Ce qui revient à dire qu’en ce pays, où entre 65 % et 75 % des paysans s’en remettent à l’agriculture de substance pour nourrir la famille, le monde rural est à peu près laissé à lui-même.

« Par-dessus tout, nous accusons le gouvernement », déclare Adolfina.

À leurs risques et périls : avec les Philippines et le Brésil, le Honduras est considéré par Global Witness comme l’un des pays les plus dangereux au monde pour les militants écologistes. L’ONG a établi que 120 militants y ont été tués depuis 2010 — dont Berta Caceres, assassinée en mars 2016 pour s’être opposée à la construction d’un barrage sur la rivière Galcarque. Les enquêtes et les procès jamais achevés ont montré du doigt des militaires.
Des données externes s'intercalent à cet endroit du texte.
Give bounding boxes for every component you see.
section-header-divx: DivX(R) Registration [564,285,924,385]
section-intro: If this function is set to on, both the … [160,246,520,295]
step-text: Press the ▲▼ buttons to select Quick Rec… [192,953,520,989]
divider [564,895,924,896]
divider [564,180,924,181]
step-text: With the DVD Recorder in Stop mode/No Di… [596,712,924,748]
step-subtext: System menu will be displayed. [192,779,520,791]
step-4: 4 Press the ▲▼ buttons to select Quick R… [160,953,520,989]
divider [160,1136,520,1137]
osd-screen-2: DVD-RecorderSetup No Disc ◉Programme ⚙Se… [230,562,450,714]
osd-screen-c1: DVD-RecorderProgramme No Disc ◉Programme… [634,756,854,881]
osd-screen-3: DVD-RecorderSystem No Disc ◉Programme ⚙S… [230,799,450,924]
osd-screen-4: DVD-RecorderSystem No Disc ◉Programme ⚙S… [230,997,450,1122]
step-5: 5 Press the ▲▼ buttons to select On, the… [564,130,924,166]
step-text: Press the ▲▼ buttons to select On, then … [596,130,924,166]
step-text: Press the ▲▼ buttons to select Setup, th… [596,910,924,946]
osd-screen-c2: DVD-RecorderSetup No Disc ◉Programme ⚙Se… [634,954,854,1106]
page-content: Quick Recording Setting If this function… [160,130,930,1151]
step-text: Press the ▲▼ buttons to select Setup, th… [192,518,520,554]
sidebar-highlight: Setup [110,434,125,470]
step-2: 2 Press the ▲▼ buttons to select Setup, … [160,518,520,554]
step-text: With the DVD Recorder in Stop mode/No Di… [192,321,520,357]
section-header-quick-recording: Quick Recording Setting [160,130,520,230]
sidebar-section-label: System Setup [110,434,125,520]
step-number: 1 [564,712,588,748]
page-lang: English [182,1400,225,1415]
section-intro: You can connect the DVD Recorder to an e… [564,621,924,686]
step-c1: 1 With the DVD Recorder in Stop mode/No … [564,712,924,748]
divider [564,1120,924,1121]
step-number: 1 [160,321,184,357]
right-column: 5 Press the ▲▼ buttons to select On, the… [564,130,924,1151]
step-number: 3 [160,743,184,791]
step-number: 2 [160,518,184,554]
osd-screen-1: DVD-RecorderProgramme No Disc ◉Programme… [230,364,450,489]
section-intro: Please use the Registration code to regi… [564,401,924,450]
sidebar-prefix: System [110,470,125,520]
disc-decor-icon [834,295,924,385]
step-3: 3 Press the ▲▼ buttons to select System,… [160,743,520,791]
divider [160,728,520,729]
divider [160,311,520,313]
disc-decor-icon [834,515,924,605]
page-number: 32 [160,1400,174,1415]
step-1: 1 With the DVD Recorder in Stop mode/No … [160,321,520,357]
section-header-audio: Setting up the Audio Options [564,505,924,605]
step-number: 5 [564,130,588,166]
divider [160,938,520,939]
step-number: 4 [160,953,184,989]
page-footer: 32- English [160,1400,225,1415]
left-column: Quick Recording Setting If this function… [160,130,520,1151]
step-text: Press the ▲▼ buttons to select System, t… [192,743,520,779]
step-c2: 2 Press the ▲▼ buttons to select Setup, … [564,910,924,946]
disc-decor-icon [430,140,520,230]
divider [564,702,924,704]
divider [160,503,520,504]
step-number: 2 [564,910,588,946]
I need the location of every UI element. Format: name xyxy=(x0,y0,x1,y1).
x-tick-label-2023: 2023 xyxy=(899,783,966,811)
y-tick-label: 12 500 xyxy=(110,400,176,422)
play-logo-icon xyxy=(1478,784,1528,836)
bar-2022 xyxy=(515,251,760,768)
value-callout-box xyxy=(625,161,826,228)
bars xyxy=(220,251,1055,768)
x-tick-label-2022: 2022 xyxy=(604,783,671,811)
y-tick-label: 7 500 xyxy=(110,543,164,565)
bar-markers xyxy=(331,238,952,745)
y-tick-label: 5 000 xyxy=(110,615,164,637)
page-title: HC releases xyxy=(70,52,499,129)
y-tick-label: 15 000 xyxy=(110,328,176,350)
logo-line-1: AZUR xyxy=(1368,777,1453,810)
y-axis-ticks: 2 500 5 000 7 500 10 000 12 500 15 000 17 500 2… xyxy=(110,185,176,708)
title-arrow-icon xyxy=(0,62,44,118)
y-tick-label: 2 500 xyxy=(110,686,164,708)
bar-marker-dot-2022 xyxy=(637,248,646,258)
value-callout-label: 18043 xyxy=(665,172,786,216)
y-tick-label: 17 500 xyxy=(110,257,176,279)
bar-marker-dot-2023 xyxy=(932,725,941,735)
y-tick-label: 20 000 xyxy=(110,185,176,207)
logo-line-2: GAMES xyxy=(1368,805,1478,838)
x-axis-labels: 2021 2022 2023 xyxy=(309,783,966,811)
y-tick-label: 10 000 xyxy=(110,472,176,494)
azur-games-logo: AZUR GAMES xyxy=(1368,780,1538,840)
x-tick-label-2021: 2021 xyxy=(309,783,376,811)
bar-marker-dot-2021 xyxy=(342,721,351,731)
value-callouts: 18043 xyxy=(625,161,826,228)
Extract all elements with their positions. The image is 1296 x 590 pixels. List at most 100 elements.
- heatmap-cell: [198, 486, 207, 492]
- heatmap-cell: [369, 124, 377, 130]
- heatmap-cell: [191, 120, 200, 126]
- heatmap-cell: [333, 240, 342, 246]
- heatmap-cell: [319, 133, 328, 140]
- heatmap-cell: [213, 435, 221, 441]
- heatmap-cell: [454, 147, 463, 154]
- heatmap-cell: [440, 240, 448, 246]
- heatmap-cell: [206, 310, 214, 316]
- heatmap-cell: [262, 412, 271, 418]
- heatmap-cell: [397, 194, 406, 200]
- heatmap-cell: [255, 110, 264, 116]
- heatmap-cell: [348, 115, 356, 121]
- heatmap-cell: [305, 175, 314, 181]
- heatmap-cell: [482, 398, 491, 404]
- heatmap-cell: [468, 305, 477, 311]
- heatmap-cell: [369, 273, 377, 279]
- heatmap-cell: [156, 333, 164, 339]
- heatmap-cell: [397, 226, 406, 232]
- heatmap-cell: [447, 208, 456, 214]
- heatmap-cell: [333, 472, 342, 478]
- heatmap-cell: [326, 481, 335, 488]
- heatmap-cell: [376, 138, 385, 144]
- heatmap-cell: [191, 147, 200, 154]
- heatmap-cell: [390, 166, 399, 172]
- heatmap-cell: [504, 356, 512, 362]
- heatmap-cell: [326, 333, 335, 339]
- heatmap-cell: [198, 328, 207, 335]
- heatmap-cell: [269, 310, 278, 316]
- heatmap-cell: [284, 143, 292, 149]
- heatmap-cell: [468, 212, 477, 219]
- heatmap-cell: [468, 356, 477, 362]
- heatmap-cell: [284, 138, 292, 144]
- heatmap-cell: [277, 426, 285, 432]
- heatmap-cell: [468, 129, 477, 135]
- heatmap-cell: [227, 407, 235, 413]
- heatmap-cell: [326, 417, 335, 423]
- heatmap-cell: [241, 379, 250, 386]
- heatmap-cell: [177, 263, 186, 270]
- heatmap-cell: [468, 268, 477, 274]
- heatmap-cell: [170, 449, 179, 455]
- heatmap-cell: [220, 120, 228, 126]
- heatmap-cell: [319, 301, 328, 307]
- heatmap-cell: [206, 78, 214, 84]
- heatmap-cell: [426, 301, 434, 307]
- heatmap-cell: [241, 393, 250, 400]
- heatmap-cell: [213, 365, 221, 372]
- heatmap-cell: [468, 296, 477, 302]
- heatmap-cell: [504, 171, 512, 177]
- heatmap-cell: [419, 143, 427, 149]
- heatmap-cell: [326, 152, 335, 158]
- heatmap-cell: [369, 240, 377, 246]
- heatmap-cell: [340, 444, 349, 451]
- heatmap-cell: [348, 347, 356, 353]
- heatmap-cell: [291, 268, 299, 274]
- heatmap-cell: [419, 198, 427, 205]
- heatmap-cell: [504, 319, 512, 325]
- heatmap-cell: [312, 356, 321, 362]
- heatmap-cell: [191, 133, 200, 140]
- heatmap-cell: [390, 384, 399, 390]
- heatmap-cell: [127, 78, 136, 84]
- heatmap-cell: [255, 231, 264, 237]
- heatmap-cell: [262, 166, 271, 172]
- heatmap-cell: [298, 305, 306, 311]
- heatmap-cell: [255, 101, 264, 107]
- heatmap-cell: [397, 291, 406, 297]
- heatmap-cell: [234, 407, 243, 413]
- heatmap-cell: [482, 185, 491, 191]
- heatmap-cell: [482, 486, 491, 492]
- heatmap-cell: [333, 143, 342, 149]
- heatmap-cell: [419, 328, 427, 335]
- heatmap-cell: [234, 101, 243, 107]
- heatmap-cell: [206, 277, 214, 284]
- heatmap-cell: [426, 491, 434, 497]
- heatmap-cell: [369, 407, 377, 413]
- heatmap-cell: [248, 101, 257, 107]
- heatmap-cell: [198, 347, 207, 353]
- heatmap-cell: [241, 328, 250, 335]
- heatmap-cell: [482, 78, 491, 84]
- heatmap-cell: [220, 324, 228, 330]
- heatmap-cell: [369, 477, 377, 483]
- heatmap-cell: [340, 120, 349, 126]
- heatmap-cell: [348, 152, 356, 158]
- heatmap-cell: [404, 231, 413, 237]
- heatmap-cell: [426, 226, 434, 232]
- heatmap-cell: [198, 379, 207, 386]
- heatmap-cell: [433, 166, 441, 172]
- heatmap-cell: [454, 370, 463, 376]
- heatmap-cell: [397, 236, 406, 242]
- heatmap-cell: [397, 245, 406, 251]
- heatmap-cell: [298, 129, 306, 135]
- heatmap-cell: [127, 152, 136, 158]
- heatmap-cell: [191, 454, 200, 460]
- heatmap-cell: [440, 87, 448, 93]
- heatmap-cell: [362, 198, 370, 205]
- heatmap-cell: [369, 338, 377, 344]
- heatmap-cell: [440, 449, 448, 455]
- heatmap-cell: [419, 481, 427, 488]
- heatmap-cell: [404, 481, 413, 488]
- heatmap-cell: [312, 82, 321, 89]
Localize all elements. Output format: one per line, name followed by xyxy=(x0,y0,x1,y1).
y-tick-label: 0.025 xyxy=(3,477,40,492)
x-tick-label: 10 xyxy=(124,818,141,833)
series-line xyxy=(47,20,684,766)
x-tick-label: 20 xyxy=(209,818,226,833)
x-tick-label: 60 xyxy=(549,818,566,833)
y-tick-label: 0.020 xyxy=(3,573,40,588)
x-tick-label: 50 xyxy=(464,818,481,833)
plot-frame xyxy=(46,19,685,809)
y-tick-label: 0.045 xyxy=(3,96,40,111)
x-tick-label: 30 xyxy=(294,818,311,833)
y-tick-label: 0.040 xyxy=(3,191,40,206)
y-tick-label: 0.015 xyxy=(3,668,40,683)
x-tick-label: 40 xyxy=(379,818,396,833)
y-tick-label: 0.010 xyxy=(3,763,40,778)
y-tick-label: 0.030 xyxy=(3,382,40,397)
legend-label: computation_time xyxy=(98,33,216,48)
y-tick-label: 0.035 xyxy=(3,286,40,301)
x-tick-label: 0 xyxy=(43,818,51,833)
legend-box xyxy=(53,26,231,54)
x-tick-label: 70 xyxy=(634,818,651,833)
Desiderio Martínez, dont les bureaux sont à Choluteca, est coordinateur régional au ministère de l’Agriculture et de l’Élevage, région sud. On en rencontrera d’autres comme lui, des fonctionnaires qui sont sur le plancher des vaches. Qui voient clair et dont la compétence crève les yeux — mais qui sont manifestement sans grand pouvoir.

Il affirme sans ambages : « Le désespoir est énorme. » Il observe des changements du climat apparaître d’aussi loin que depuis le début des années 2000. « Les variations climatiques nous attaquent de front. » Les budgets nationaux sont insuffisants, ce qui fait que l’aide internationale est « essentielle ».

Nous allons visiter avec lui, du côté du village d’Orocuina, la terre pentue de Margarito Alvarez, qui a mis ses beaux souliers pour nous recevoir. Margarito, un monsieur d’un certain âge, maigre comme un clou, a perdu la plus grande partie de sa première récolte de la saison à cause de la sécheresse. « La prochaine sera meilleure, si Dieu le veut. » Et si, dira-t-il aussi, Donald Trump n’était pas le climatonégationniste qu’il est. La foi de Margarito n’est pas que fatalisme.

S’il ne perd pas espoir et qu’il relativise, c’est qu’il a vu pire : l’ouragan Mitch — qui a balayé l’Amérique centrale à l’automne 1998, faisant plus de 19 000 morts et disparus. L’ouragan a marqué les mémoires. Il aura également éveillé les consciences aux ravages de la déforestation. Le Honduras a été le pays le plus touché par cette tempête extrême ; il ne s’en est jamais vraiment remis. Margarito non plus.


ÉTAT DE CORRUPTION

Le Honduras, de « république bananière » — Dole et Chiquita font que l’expression reste pertinente — à narcodictature. Tony Hernández, le plus jeune frère du président, Juan Orlando Hernández (JOH), vient d’être condamné à New York pour trafic de cocaïne. Il faisait peu de doutes pour les procureurs que, sans être nommément accusé, JOH était impliqué. Depuis le coup d’État militaire qui a chassé du pouvoir, fin 2009, Manuel Zelaya, puni pour son progressisme, le pays est en complète déliquescence. Ce n’est pas un hasard si c’est du Honduras que sont parties, en octobre 2018, les premières caravanes de migrants. Réélu en 2017 sur soupçons de fraudes électorales, M. Hernández est de plus en plus contesté par la rue depuis deux ans, avec violente répression des manifestations à la clé — sans que la communauté internationale, dont le Canada, y trouve grand-chose à redire. Emmené par une oligarchie constituée d’une dizaine de grandes familles contrôlant tous les secteurs de l’économie, le gouvernement applique une logique de privatisation des services publics — éducation, santé, distribution de l’électricité et de… l’eau. Les pénuries d’eau sont chroniques à Tegucigalpa, capitale traversée par le couloir de la sécheresse.